New Guidelines for Data Modeling and Data Integration for Material Flow Analysis

Material flow analysis (MFA) is booming. A large number of datasets are being compiled and produced as part of MFA research, but many of them are not available or cumbersome to extract — either because of their format (e.g., pdf), or because they lack systems context.
For this reason, researchers often have to spend too much time searching for, formatting and interpreting data sets, which means that valuable time is lost in evaluation, quality control, uncertainty analysis and documentation of their own data products.
Progress in research (e.g., comparative studies), link to other fields (e.g. climate scenario modelling), and dissemination (such as policy-relevant work) requires data integration built on easy access, combination, re-use, and update of existing datasets.

As part of its mission, the Section Board of the Topical Section for Research on Socio-Economic Metabolism (SEM) of the International Society for Industrial Ecology (ISIE) has compiled the first Guidelines for Data Modeling and Data Integration for Material Flow Analysis and Socio-Metabolic Research (Version 1.0 of June 2021). This document was compiled by Stefan Pauliuk together with the 2020/21 ISIE-SEM board members: Hiroki Tanikawa, Tomer Fishman, Stefan Giljum, Helen Hamilton, Gang Liu, Kazuyo Matsubae, and Peter Paul Pichler. It was refined during several rounds of peer review within the ISIE-SEM section and beyond. The following colleagues provided detailed feedback and additional suggestions: Gian Andrea Blengini, Florian Dierickx, Tomer Fishman, Arturo de la Fuente, Rick Lupton, Fabrice Mathieux, Stephan Moll, Philip Nuss, Simon Schulte, and Christina Torres de Matos. The responsibility for the final version, and any shortcomings and inconsistencies it may have, lies with the ISIE-SEM board.
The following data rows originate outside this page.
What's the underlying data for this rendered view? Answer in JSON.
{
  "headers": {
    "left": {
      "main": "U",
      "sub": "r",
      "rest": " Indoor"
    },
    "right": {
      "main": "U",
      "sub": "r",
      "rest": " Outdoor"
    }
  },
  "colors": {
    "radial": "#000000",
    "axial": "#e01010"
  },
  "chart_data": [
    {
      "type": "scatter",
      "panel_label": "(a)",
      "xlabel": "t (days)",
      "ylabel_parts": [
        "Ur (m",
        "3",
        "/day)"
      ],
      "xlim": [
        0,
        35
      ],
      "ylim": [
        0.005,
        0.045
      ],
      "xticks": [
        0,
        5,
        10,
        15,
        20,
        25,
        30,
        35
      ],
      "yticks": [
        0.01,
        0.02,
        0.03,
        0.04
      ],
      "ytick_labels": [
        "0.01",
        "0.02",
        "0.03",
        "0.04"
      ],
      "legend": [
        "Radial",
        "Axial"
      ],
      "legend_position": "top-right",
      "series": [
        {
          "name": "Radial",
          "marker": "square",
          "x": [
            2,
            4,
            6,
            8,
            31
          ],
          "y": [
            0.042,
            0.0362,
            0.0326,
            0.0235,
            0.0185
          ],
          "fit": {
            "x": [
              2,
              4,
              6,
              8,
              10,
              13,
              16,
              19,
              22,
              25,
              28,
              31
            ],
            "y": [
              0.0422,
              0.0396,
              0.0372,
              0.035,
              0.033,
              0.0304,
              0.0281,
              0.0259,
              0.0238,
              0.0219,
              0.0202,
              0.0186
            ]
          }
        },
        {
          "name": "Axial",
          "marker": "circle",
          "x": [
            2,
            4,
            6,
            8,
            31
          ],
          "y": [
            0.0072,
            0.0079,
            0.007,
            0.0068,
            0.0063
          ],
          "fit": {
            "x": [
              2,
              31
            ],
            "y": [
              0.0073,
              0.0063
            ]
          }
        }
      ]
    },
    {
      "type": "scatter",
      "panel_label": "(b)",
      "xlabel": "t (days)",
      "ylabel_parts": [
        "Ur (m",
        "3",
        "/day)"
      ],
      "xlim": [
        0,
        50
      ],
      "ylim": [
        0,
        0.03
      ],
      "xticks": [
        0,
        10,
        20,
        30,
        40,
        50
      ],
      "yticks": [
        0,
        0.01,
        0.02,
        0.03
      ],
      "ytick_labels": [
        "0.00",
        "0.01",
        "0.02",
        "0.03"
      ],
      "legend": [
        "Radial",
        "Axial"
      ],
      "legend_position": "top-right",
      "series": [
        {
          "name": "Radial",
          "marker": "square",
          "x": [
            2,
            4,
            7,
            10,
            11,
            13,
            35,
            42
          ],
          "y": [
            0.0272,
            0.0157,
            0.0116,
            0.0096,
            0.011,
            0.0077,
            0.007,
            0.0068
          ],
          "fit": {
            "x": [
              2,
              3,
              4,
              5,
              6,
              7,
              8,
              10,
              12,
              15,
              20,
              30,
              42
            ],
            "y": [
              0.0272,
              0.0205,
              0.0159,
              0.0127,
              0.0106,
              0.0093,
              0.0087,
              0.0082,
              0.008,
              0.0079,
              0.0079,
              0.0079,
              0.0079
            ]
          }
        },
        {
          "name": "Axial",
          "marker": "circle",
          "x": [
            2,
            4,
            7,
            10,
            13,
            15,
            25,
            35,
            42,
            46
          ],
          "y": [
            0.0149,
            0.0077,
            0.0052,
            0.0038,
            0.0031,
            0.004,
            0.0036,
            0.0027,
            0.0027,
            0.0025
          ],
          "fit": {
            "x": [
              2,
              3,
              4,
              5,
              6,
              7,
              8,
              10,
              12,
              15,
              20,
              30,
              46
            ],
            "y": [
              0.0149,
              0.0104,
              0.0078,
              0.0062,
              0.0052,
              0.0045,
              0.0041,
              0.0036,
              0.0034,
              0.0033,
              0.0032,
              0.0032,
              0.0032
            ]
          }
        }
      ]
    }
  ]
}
The document is self-explaining and not too long! It should be a standard reference for all who are in the process of publishing, documenting, or archiving MFA research, either within a software such as STAN (https://www.stan2web.net/) or in a custom modelling environment.

You find it here: SEM_MFA_Guidelines_V1.0_June_2021 (pdf)

We hope that these guidelines will provide reliable orientation in many different research and consulting settings. The guideline document is evolving and will be updated every couple of years to keep pace with the development of the field. We also hope that it will trigger discussions and spur engagement around some of the open items, like the development of common material classifications or of a system taxonomy for MFA datasets. If you have issues to raise, please use the contact details provided in the document.

All the best for your ongoing and future MFA research!